While not every translation buyer may request it, another important way for a vendor to demonstrate data security is by offering up its cloud-based system for hacking. It’s considered a best practice for companies in our industry to put this on the table. Either the translation buyer or a third party can attempt to physically hack the system, the results of which can quickly determine whether it’s up to the organization’s standards. One of our clients asked to do this when they were first getting familiar with our solution and found that our security infrastructure even exceeded their own.

It’s also a wise practice for a SaaS vendor to have a third party perform penetration testing. We do this every year as a matter of course. The external company tries to figuratively scale the walls of our tools and break into our internal systems from the outside. During the process, they check for any vulnerabilities that require attention. For a potential client, it can be valuable to have access to these reports, which spell out how exactly the third party company conducted the tests and how it arrived at its results.
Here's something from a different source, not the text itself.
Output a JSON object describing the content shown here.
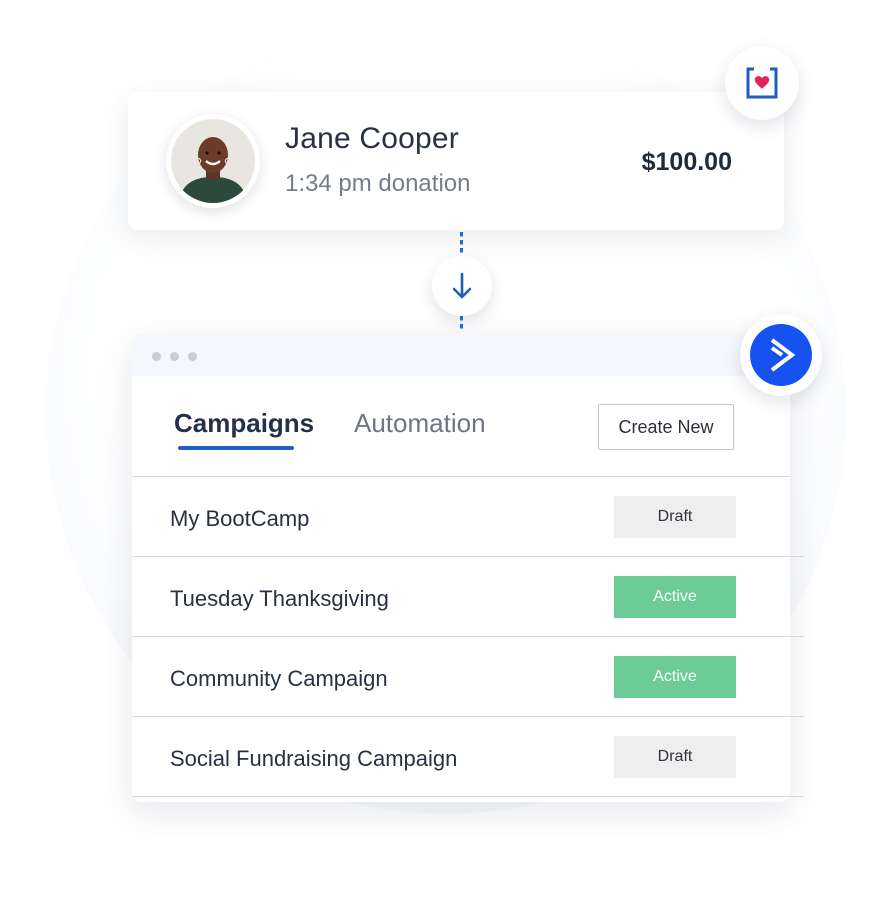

Frequent data backups also lend an extra measure of security — and reassurance — for any companies that might be leery about cloud computing. While this is also standard across service providers, some clients may not be aware of the frequency of data backups and plans in place in the event that any security breaches or power losses occur. Daily information backups, both onsite and offsite, in addition to having another cloud-based server to push data onto, help ensure that client information won’t be subject to loss or theft. These are things we often educate buyers about if they have reservations about how the data is stored and protected online and offline.


Bringing cloud security down to earth

Does it take a veritable fortress of impermeability to ensure that client data won’t be compromised? Absolutely not. While cloud accessibility may seem inherently risky, we in the language services industry do have capabilities to lock down data, however it’s accessed and stored. I believe we will begin seeing even more sophisticated measures to strengthen the virtual gatekeeper for cloud-based systems, especially as investment in IT and software engineering increases.